Santa Fe New Mexican

2 Americans dead, 2 survive Mexico abduction

- By Maria Abi-Habib, Natalie Kitroeff and Jack Nicas

NUEVO LAREDO, Mexico — Two of the four Americans who were kidnapped last week in Mexico were found dead on Tuesday, while the other two were found alive, according to the governor of the border state of Tamaulipas, where the abduction occurred last week.

At least one of the Americans died at the scene of the attack on Friday, in which gunmen shot at their car, according to a senior Mexican official who was not authorized to speak publicly.

Of the four kidnapping victims, “two of them are dead, one person is injured and the other is alive,” said the governor of Tamaulipas, Américo Villarreal, speaking live by phone at the Mexican president’s daily news conference on Tuesday.

“Ambulances and the rest of the security personnel are on their way right now to offer support,” Villarreal said.

The two survivors are now in a safe location and being offered medical attention, according to the senior Mexican official.

U.S. and Mexican authoritie­s have been searching for the four Americans since they were kidnapped in Mexico on Friday after they crossed into the country from Texas, according to officials in both countries.

The four Americans drove into the border town of Matamoros, Mexico, from Brownsvill­e, Texas, in a white minivan with North Carolina license plates when gunmen began firing on their vehicle, the FBI said. The gunmen then put the Americans in another vehicle and drove them away.

During the episode, “an innocent Mexican citizen” was killed, according to Ken Salazar, the U.S. ambassador to Mexico. He said Monday that multiple U.S. law enforcemen­t agencies were working with Mexican authoritie­s to find and rescue the missing Americans.

One of the Americans kidnapped had a medical appointmen­t in Matamoros the morning of the kidnapping, according to a U.S. official who spoke on the condition of anonymity to discuss an open investigat­ion.

Although it is common for Americans to get entangled in violence in northern Mexico, a shared border nearly 2,000 miles long with large swathes dominated by drug cartels and criminal organizati­ons, it is not common for U.S. nationals to be kidnapped in Mexico.
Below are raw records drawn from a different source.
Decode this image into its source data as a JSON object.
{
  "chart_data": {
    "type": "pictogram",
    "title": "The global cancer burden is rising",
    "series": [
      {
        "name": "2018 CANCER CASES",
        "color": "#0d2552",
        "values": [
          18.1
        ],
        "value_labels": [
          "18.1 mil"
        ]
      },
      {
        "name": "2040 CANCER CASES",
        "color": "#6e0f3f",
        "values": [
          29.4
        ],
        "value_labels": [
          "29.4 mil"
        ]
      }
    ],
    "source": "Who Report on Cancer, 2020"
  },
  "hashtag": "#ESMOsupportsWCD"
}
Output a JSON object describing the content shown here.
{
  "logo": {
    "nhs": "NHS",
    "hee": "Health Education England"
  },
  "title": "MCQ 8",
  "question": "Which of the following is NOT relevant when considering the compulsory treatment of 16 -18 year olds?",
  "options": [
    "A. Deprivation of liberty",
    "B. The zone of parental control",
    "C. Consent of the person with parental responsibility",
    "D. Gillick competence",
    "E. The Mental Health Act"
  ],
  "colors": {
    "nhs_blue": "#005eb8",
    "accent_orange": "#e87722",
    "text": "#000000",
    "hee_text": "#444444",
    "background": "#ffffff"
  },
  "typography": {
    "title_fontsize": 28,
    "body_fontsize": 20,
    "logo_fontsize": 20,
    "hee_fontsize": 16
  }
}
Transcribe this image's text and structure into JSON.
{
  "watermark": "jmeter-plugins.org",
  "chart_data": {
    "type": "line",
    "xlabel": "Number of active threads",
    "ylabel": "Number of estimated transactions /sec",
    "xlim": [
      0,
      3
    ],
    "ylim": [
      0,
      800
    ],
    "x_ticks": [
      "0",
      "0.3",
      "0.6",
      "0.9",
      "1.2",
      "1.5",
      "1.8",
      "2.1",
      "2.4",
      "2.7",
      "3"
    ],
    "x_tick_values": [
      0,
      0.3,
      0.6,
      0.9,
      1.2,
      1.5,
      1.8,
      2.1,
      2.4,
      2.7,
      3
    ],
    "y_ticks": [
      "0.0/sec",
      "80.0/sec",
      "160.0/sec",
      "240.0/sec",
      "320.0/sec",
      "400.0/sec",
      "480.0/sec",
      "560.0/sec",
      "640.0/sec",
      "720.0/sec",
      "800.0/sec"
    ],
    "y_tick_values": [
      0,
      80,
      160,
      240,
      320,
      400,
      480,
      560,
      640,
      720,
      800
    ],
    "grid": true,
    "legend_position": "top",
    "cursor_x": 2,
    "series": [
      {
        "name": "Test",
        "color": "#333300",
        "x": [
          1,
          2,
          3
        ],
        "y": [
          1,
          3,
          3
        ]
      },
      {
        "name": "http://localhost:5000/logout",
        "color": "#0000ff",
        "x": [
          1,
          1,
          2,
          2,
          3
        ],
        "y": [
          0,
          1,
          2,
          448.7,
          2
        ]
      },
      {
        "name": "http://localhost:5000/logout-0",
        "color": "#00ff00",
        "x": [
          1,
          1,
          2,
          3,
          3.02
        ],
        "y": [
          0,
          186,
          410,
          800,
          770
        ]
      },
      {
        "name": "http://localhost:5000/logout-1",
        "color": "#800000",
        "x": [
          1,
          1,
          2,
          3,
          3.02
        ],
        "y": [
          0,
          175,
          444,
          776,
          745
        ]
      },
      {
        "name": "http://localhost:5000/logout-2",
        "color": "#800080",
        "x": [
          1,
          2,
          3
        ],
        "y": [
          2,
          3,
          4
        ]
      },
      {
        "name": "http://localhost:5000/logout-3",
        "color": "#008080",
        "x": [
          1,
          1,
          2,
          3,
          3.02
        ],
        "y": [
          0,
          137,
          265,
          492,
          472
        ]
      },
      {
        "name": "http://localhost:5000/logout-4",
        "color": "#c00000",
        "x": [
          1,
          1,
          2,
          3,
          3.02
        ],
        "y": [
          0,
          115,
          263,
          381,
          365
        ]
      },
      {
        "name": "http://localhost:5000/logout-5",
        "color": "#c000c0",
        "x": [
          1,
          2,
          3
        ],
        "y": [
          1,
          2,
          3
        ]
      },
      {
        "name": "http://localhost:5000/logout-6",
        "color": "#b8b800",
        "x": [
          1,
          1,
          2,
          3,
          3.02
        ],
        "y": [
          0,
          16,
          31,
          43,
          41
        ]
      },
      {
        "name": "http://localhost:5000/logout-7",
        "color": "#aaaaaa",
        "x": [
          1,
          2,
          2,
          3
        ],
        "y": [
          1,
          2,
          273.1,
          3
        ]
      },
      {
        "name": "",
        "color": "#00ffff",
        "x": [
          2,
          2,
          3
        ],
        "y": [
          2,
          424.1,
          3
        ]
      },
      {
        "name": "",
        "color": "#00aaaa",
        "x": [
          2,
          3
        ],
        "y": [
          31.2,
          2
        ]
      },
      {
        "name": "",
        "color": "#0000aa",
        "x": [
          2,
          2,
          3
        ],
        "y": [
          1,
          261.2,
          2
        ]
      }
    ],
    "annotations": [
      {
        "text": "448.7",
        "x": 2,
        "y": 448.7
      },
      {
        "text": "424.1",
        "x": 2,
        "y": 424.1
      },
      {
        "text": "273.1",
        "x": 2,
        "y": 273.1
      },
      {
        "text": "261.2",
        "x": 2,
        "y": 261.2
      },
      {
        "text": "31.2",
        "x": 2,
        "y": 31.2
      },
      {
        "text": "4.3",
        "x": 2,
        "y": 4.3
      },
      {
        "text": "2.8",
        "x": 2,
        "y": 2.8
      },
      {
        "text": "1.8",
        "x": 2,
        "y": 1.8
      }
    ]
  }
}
Two people who said they were relatives of the kidnapped Americans told The Associated Press and CNN the group was in Mexico for one member to get cosmetic surgery.

A video that appears to show the kidnapping and that has circulated widely on social media showed three men dragging people on the ground and then lifting and dropping them in the bed of a white pickup. At least one of the men wore an armored vest, and they were dragging the people in clear view of nearby traffic.

The U.S.-Mexico border is one of the busiest in the world, with young Mexicans crossing north to shop or attend private high schools, and American nationals going south to buy cheap medication or undergo medical procedures that are unaffordab­le at home, from dental appointmen­ts to cosmetic surgery.

Although Americans can be victims of the violence that plagues much of the border, it is often because they are at the wrong place at the wrong time, traversing a frontier rife with criminal activity and drug cartels that actively push drugs, migrants and even endangered wildlife into the United States for a profit, sometimes with the help of corrupt Mexican authoritie­s.

But the seemingly targeted nature of the kidnapping last week — with a car ramming into the vehicle the American nationals were traveling in — has led to questions about whether the victims were mistaken for someone else.

Cartels often avoid targeting American nationals, fearful of the blowback it will cause by U.S. law enforcemen­t. The kidnapping Friday has left officials in Washington wondering if the American nationals were unintentio­nally caught up in criminal violence or purposeful­ly targeted.

Just a few days before the four Americans were kidnapped, a U.S. citizen was killed by the Mexican military in the same state, Tamaulipas, as he was driving back from a nightclub with his friends Feb. 26.